I was part way through Spit Baths, Greg Downs’ singular short-story collection, when word surfaced that Downs lived in Philadelphia. No way. Apart from “The Hired Man” — a riff about a retired Philadelphia schoolteacher stumbling across a document that suggests George Washington died after falling into the Schuylkill in 1778 and was replaced by an impostor with false teeth — these 13 pieces of short fiction have scant ties to the Philadelphia area.
But sure enough, a check of Downs’ Web site reveals that the city can claim him, if only for a while, now that he has completed doctoral studies in history at the University of Pennsylvania.
But based on this collection, which earned Downs the Flannery O’Connor Award for short fiction, the Mid-Atlantic region has not yet captured Downs’ imagination. Most of the stories in Spit Baths are tales from border states, slim shards from Downs’ fevered dreams about odd characters and anxious teachers in towns where Kentucky brushes up against Ohio.
Emblems of the South are everywhere, from rented sharecroppers’ cabins and battered hope chests to Little Debbie snack cakes. And even those characters who have moved North retain a Southern sensibility and a fixation on race that thrums beneath everything.
Many of the people in these tales are struggling to break from the racism of the past but discover that the weight of generations makes escape impossible. Even Charlie, the protagonist of “Indoor Plumbing,” who has grown up in Ann Arbor, Mich., finds that a summer in Kentucky with a bigoted grandfather when he was 12 has left him with more than an abiding interest in the Cincinnati Reds.
The characters in Spit Baths are in transition, fleeing jobs or relations. Sometimes, they’ve been pushed aside, like the menfolk in “Adam’s Curse,” the short-short that opens the collection with the tantalizing sentence: “In June, all the women in my family made a pact to live without men. …”
At other times, the central figures are literally in transit. In “Ain’t I a King, Too?”, the most resolutely Southern gothic tale, a narrator abandons his family and job in Elizabethtown, Ky., in 1935 to head to Austin, Texas, to work as an aide in a National Youth Administration office for “a program director who became Lyndon Johnson.” The narrator makes an abrupt detour when he arrives in Louisiana the day after Huey Long’s assassination and discovers that he resembles the slain politician.
Downs uses his grounding in history to make the Depression vivid.
“It was a long way to Texas by turnpike, and longer still because my father’s Chevrolet gave out oil. … I must have passed half the world in those two days down to Louisiana, thousands of men out on the road, hats rimmed with sweat, men dropping suitcases behind them to lose the weight, men walking alone along the desiccated fields.”
That narrator and other characters in these stories yearn for emotional connections but have been damaged in some way. Their hopes are blunted, their horizons have shrunk, and they are filled with regret.
In “Snack Cakes,” a grandfather’s weary sixth wife tells the man’s grandson: “I’m just tired, Charlie. Tired of being a woman and tired of him being a man.”

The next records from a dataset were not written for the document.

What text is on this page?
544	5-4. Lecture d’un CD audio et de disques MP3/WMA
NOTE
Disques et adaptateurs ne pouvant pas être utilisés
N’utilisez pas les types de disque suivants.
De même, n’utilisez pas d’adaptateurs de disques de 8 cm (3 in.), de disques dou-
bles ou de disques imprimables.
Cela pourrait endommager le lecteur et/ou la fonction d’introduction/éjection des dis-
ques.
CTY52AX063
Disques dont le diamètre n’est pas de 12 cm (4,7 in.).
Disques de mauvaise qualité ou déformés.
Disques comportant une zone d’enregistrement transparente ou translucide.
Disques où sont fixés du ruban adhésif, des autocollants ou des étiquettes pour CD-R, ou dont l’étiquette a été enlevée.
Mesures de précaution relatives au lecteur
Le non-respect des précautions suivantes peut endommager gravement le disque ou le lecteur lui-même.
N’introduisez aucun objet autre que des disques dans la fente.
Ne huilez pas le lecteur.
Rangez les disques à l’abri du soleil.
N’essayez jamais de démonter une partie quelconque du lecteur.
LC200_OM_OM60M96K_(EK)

While Downs shows that romantic and even familial love remain elusive, his characters want to leave their mark. In the title story, Maw-Maw, a grandmother, spends a summer caring for Crawford, her 8-year-old grandson, before he moves to Missouri with his mother. Her campaign to leave an imprint includes a ritual of spitting into a green towel.
“Then she started scrubbing his face. Every day she did this, and still Crawford hated it. …
“`The spit catches what the soap won’t,'” she tells him.
Downs’ masterful story “Black Pork” centers on Branch, a young man who has returned home after one disappointing season with a minor-league baseball team in Iowa to discover that his grandfather is dying and that Ruby-Anne, a young black girl who was Branch’s childhood friend, loves him.
When Branch attempts to distance himself from Ruby-Anne’s affections, he tells her: “`I ain’t going to make you happy. I’m going to make you sad, Ruby-Anne.'”
This story also directly deals with how the aftermath of the nation’s toxic racial history intrudes on individual lives. A female college professor who lives nearby sends Branch notes, warning him: “No more white men chasing down black girls just because they can. There are laws now, and there are people who will make sure those laws get enforced until … statutory rapists like you are history.”
With this rich and mesmerizing collection of short fiction, Downs underscores the enduring truth of William Faulkner’s observation “The past is never dead. In fact, it’s not even past.”